Our study has several strengths. First, to our knowledge, this is the first cost-effectiveness analysis that included currently recommended cytology-based screening and cotesting, as well as primary HPV screening for WWH in the U.S. Our study identified gaps that need to be addressed to provide high-value care to this high-risk population. Second, our model was previously validated in average-risk women. In this study, we re-calibrated and validated the model using both natural history and screening outcome targets to ensure our revised model well reflects WWH in the U.S. Third, to assess the influence of uncertain parameters and evaluate the robustness of our results, we conducted several sensitivity analyses. Our model predictions were robust across these analyses.

Our study has several limitations. In reality, WWH could experience lower QALYs due to HIV-related illness. However, our model structure wouldn’t allow us to distinguish HIV infection status or other factors that influence the severity of immunosuppression such as whether on ART treatment or CD4 counts.[36] Therefore, we assumed that the impact on QALYs would be independent of the HIV status of a woman, and decreases in QALYs were only driven by increased cancers and undergoing a screening, surveillance, or diagnostic test.

Similarly, due to the limitation of the current model structure, we did not specifically model the immunosuppressive status of WWH. We assumed that a general evaluation of various screening for WWH in the US as a high-risk group as a whole is more pressing given the lack of any recent modeling study for this group of women.
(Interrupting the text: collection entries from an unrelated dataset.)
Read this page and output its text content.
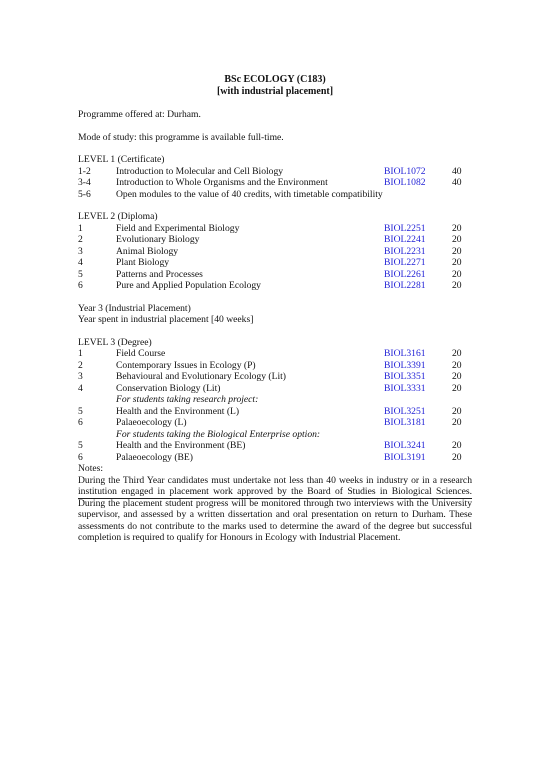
BSc ECOLOGY (C183)
[with industrial placement]

Programme offered at: Durham.

Mode of study: this programme is available full-time.

LEVEL 1 (Certificate)
1-2	Introduction to Molecular and Cell Biology	BIOL1072	40
3-4	Introduction to Whole Organisms and the Environment	BIOL1082	40
5-6	Open modules to the value of 40 credits, with timetable compatibility
LEVEL 2 (Diploma)
1	Field and Experimental Biology	BIOL2251	20
2	Evolutionary Biology	BIOL2241	20
3	Animal Biology	BIOL2231	20
4	Plant Biology	BIOL2271	20
5	Patterns and Processes	BIOL2261	20
6	Pure and Applied Population Ecology	BIOL2281	20
Year 3 (Industrial Placement)
Year spent in industrial placement [40 weeks]
LEVEL 3 (Degree)
1	Field Course	BIOL3161	20
2	Contemporary Issues in Ecology (P)	BIOL3391	20
3	Behavioural and Evolutionary Ecology (Lit)	BIOL3351	20
4	Conservation Biology (Lit)	BIOL3331	20
For students taking research project:
5	Health and the Environment (L)	BIOL3251	20
6	Palaeoecology (L)	BIOL3181	20
For students taking the Biological Enterprise option:
5	Health and the Environment (BE)	BIOL3241	20
6	Palaeoecology (BE)	BIOL3191	20
Notes:
During the Third Year candidates must undertake not less than 40 weeks in industry or in a research institution engaged in placement work approved by the Board of Studies in Biological Sciences. During the placement student progress will be monitored through two interviews with the University supervisor, and assessed by a written dissertation and oral presentation on return to Durham. These assessments do not contribute to the marks used to determine the award of the degree but successful completion is required to qualify for Honours in Ecology with Industrial Placement.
We applied the utilities associated with screening and treatment in the model wherever these events occurred. How long to apply these utilities has not been determined, especially when screening is conducted over an extended period of time, as is the case with cervical cancer screening for WWH. Depending on the colposcopy results, women can remain under surveillance for many years. Whether the first and the following few abnormal results are associated with the same loss in QALYs remains unclear. Such limited information highlights the need to evaluate different recommendations following an abnormal screening result for WWH to provide high-quality care for this high-risk population.

Conclusion

Cervical cancer screening for WWH is necessary and effectively prevents cervical cancer cases and cancer deaths in this high-risk population. Our modeling study suggests the current cytology-based screening recommendation is cost-effective, but that primary HPV screening could be an alternative to cotesting. To improve the cost-effectiveness of HPV-based screening, increased acceptance is needed as is an evaluation of alternative follow-up recommendations to limit the harms of over-screening in this high-risk population.

Abbreviations:

ASC-US

atypical squamous cells of undetermined significance

CIN

cervical intraepithelial neoplasia

HIV

human immunodeficiency virus

HPV

human papillomavirus

hrHPV

high-risk HPV

HR

hazard ratio

ICER

incremental cost-effectiveness ratio

QALYs

quality adjusted life-years

RRs

relative risks

SEER

Surveillance Epidemiology and End Results

WWH

women with HIV

WTP

willingness-to-pay

Data Availability Statement

Full details of the model are provided in Sawaya et al. JAMA IM 2018 with additional details provided in the Methods section. We are happy to discuss potential collaborations with interested researchers.